Northern Caribbean University to be key player in national potato-growing project

The partnership with Jamaica’s government will help save the nation $4 million on an imported crop.

Mandeville, Jamaica | Nadeen Campbell/Inter-American Division Staff

Northern Caribbean University (NCU), an institution operated by the Seventh-day Adventist Church in Jamaica, recently signed a Memorandum of Understanding with the government of Jamaica for the implementation of the in-vitro propagation of Irish potato seed program.

The MoU was signed between NCU, the Ministry of Industry Commerce Agriculture and Fisheries, the Jamaica Social Investment Fund, and the Scientific Research Council, in Kingston, on January 25.

The institutions will use NCU’s laboratory to help facilitate the production of 800,000 Irish potato tissue culture plantlets with micro tubers.

The program will be funded with more than US $141,500 during the next 12 months.

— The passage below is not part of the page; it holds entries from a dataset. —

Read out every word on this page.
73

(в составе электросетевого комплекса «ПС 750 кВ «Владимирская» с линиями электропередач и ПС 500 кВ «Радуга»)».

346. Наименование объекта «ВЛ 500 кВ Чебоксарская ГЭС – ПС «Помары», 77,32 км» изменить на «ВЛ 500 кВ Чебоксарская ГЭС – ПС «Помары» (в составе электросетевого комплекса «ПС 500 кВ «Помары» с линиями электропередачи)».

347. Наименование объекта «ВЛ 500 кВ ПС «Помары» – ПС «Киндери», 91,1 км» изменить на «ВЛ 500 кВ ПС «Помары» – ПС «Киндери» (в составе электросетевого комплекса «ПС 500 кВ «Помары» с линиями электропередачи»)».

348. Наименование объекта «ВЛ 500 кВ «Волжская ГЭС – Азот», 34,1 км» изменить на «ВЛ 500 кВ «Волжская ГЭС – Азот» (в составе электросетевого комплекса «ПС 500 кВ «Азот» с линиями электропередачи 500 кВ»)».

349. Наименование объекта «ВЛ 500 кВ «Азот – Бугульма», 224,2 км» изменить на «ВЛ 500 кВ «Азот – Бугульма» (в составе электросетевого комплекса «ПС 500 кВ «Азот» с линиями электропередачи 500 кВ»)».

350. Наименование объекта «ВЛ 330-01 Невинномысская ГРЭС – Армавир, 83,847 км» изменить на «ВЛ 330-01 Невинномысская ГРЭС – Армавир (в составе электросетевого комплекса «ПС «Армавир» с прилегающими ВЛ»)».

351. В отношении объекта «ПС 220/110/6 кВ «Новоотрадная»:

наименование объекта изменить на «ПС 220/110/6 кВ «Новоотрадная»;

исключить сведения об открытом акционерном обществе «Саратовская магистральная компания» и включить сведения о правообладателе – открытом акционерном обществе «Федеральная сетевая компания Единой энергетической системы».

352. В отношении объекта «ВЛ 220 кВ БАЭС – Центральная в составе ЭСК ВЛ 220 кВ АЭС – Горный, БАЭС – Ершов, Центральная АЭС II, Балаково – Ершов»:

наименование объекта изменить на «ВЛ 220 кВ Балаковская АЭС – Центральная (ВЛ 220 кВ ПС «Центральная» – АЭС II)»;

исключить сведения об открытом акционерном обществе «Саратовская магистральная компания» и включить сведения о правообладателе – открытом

Minister of Industry, Commerce, Agriculture and Fisheries, Karl Samuda, said the initiative will drastically reduce the import bill on Irish potatoes. “This will set us on the right path as soon as possible so that we can save the US$4 million that we have to spend to import Irish potatoes.”

The project will also bring income to the university, according to Dr. Vincent Wright, Dean of the College of Natural and Applied Sciences, Allied Health and Nursing at NCU.

“This is a new program in biotechnology which will enhance our undergraduate and graduate student program and at the same time provide assistance to the farming sector both in materials and technology,” said Wright.
NCU is nationally known for its Natural and Applied Sciences, Allied Health and Nursing College’s long history of research in agriculture, nutraceuticals and other areas of research allied to applied sciences, health and nursing.

“Our lab at NCU would have needed support to execute this specialized project so the government agency therefore funded the procurement of the equipment that was needed for the labs at NCU and the two other organizations involved in the production of the potato slips,” explained Wright.

Lecturers and graduate students at NCU are actively engaged in research that has national food security implications, including a strong relationship with the Jamaican scientific and government agencies.

NCU will be responsible in producing and marketing the quota of 266,000 Irish tissue culture plantlets, promoting the seed program and transferring the in-vitro propagation technology to future stakeholders in the potato seed program in Manchester, the central region of the country.

University officials are happy that NCU is a key player in the national potato-growing project and will soon be planting on its farms in Goshen, St. Elizabeth and assisting local farmers in Manchester.